Cristina Ubani Bazán
La investigadora alerta sobre violencia digital, la viralización y la dificultad para borrar contenidos que siguen dando voz al machismo
El espacio digital se ha convertido en un terreno fértil para la misoginia, que se expande sin freno mientras plataformas, redes e instituciones miran hacia otro lado. Cristina Ubani Bazán (Irun, 1965), investigadora y activista feminista, aborda esta tarde, a las 19.00 horas, en el Convento de Santa Teresa de San Sebastián la violencia digital y el papel de la tecnología, un fenómeno que, advierte, «expone especialmente a las mujeres porque la actual falta de respaldo y protección favorece la proliferación de ataques y empuja a muchas a guardar silencio».
- ¿Qué es exactamente la violencia digital, y contra las mujeres?
- Depende del ámbito en el que se pregunte. Tal y como yo la entiendo, no es distinta. Es la misma violencia machista de siempre, solo que utilizando nuevas herramientas. A nivel legislativo se define como la violencia ejercida con instrumentos digitales, pero para mí esa definición se queda corta, porque tiene una causa estructural. Vivimos en una sociedad desigual, y lo digital lo traslada a un espacio donde ciertas características pueden agravarla.
- ¿Cuáles?
- Principalmente tres: el anonimato, la viralización y la dificultad para borrar contenidos. El anonimato complica identificar a quien ataca porque, realmente, no sabes quién es la persona que te está agrediendo. La viralización transforma un gesto puntual en algo que puede expandirse por todo el mundo en tan solo unos segundos. Y en cuanto a borrar contenidos... es que las plataformas no lo ponen fácil. Por eso el daño puede ser mucho mayor que fuera de internet.
- ¿La ley lo respalda correctamente?
- No lo suficiente. Es un fenómeno global y la legislación es muy local, así que siempre llega tarde. Un ejemplo muy claro es el Reglamento Europeo de IA de 2024. Porque no incluyó la violencia contra las mujeres, y eso obligó a aprobar una directiva específica después. Además, las plataformas no contemplan la misoginia como categoría de denuncia. Puedes denunciar insultos racistas, pero si a una mujer la insultan, no hay una categoría concreta. Eso demuestra que la misoginia se ha colado como algo normalizado y resulta hasta rentable.
- Hay quien piensa que lo digital 'no es tan grave'. ¿Es un error?
- Absolutamente. Lo digital afecta a la salud, a las ayudas a la dependencia, a procesos administrativos… y todos esos sistemas pueden reproducir sesgos de género. Hay algoritmos que asignan más ayudas a hombres que a mujeres en la misma situación, o que penalizan currículums femeninos frente a los masculinos. La IA reproduce los sesgos del mundo real, por eso necesitamos equipos multidisciplinares que los detecten.
- ¿Denunciar sirve?
- Sí, denunciar siempre sirve. Y lo cierto es que podrías estar todo el día haciéndolo.
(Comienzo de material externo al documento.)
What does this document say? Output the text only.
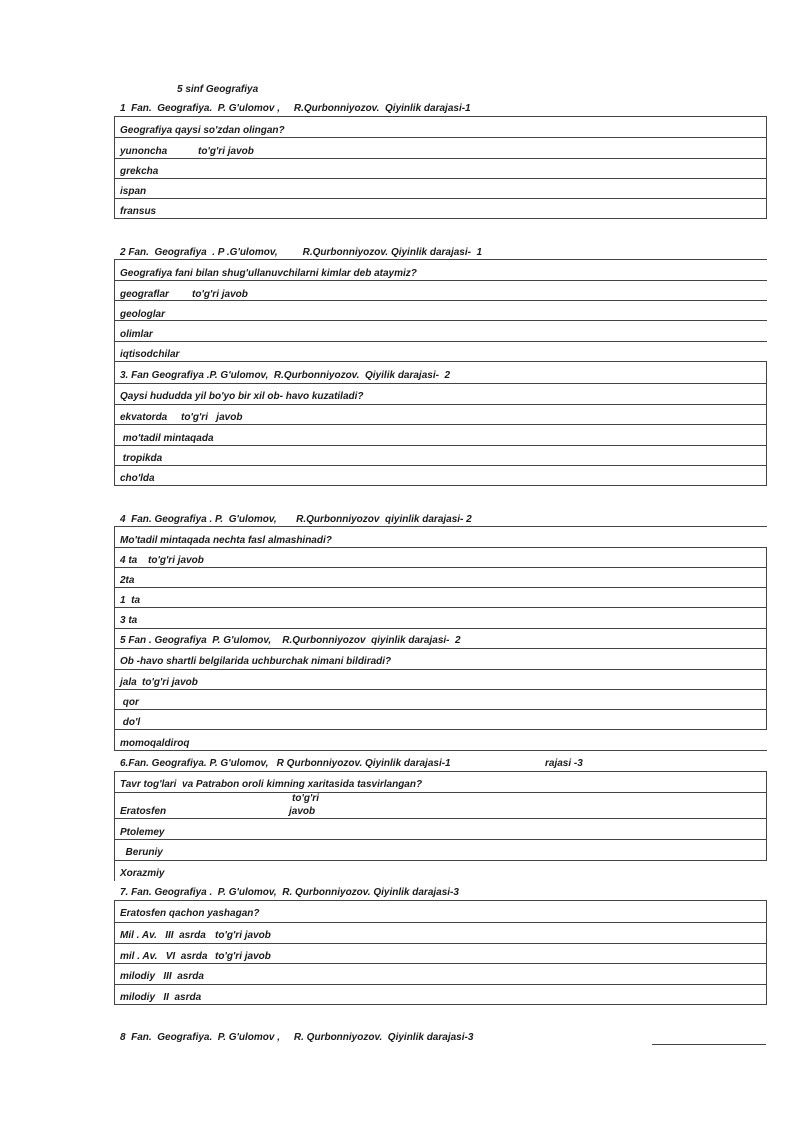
5 sinf Geografiya
1  Fan.  Geografiya.  P. G'ulomov ,     R.Qurbonniyozov.  Qiyinlik darajasi-1
Geografiya qaysi so'zdan olingan?
yunoncha	to'g'ri javob
grekcha
ispan
fransus
2 Fan.  Geografiya  . P .G'ulomov,         R.Qurbonniyozov. Qiyinlik darajasi-  1
Geografiya fani bilan shug'ullanuvchilarni kimlar deb ataymiz?
geograflar to'g'ri javob
geologlar
olimlar
iqtisodchilar
3. Fan Geografiya .P. G'ulomov,  R.Qurbonniyozov.  Qiyilik darajasi-  2
Qaysi hududda yil bo'yo bir xil ob- havo kuzatiladi?
ekvatorda to'g'ri   javob
mo'tadil mintaqada
tropikda
cho'lda
4  Fan. Geografiya . P.  G'ulomov,       R.Qurbonniyozov  qiyinlik darajasi- 2
Mo'tadil mintaqada nechta fasl almashinadi?
4 ta to'g'ri javob
2ta
1  ta
3 ta
5 Fan . Geografiya  P. G'ulomov,    R.Qurbonniyozov  qiyinlik darajasi-  2
Ob -havo shartli belgilarida uchburchak nimani bildiradi?
jala to'g'ri javob
qor
do'l
momoqaldiroq
6.Fan. Geografiya. P. G'ulomov,   R Qurbonniyozov. Qiyinlik darajasi-1	rajasi -3
Tavr tog'lari  va Patrabon oroli kimning xaritasida tasvirlangan?
to'g'ri
Eratosfen	javob
Ptolemey
Beruniy
Xorazmiy
7. Fan. Geografiya .  P. G'ulomov,  R. Qurbonniyozov. Qiyinlik darajasi-3
Eratosfen qachon yashagan?
Mil . Av.   III  asrda to'g'ri javob
mil . Av.   VI  asrda to'g'ri javob
milodiy   III  asrda
milodiy   II  asrda
8  Fan.  Geografiya.  P. G'ulomov ,     R. Qurbonniyozov.  Qiyinlik darajasi-3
La desinformación de género está muy estudiada y afecta a cualquier mujer que esté en el espacio público digital. Da igual de qué ideología o de qué hable. Y si además es feminista, el nivel de ataque se multiplica.
«Algunos algoritmos asignan más ayudas, incluso oportunidades laborales, a hombres que a mujeres»
- ¿Las jóvenes son las que más sufren esta violencia?
- No, la violencia digital puede afectarnos a todas, pero es verdad que las jóvenes reciben un disciplinamiento muy fuerte. Es decir, se las empuja a autocensurarse, a hablar menos, incluso a abandonar las redes. Eso no podemos permitirlo. Las redes son espacios públicos y las mujeres tenemos que estar ahí.
- Circula mucho en redes la idea de que quienes más atacan a las mujeres son otras mujeres. ¿Es cierto?
- No, es completamente falso. En redes ni siquiera sabes quién hay detrás de un perfil. Además, lo mejor que tenemos las mujeres son nuestras amigas. Claro que hay mujeres con ideas sexistas, igual que también hay hombres, pero ese mito de que 'las mujeres son las peores entre sí' es profundamente machista y no tiene base alguna.
- ¿Qué podemos hacer para movernos en este entorno?
- A ver, considero que estas herramientas -conscientemente, me niego a llamarlas redes sociales- no son malas por sí mismas: lo problemático es el modelo de negocio, que se nutre del enfrentamiento. ¿Que qué podemos hacer? No entrar en el fango, no compartir barbaridades, guardar capturas si hay que denunciar, no alimentar el algoritmo en absoluto y formarnos en igualdad, tener pensamiento crítico y, sobre todo, dar luz a los espacios fiables. Creo que eso es fundamental.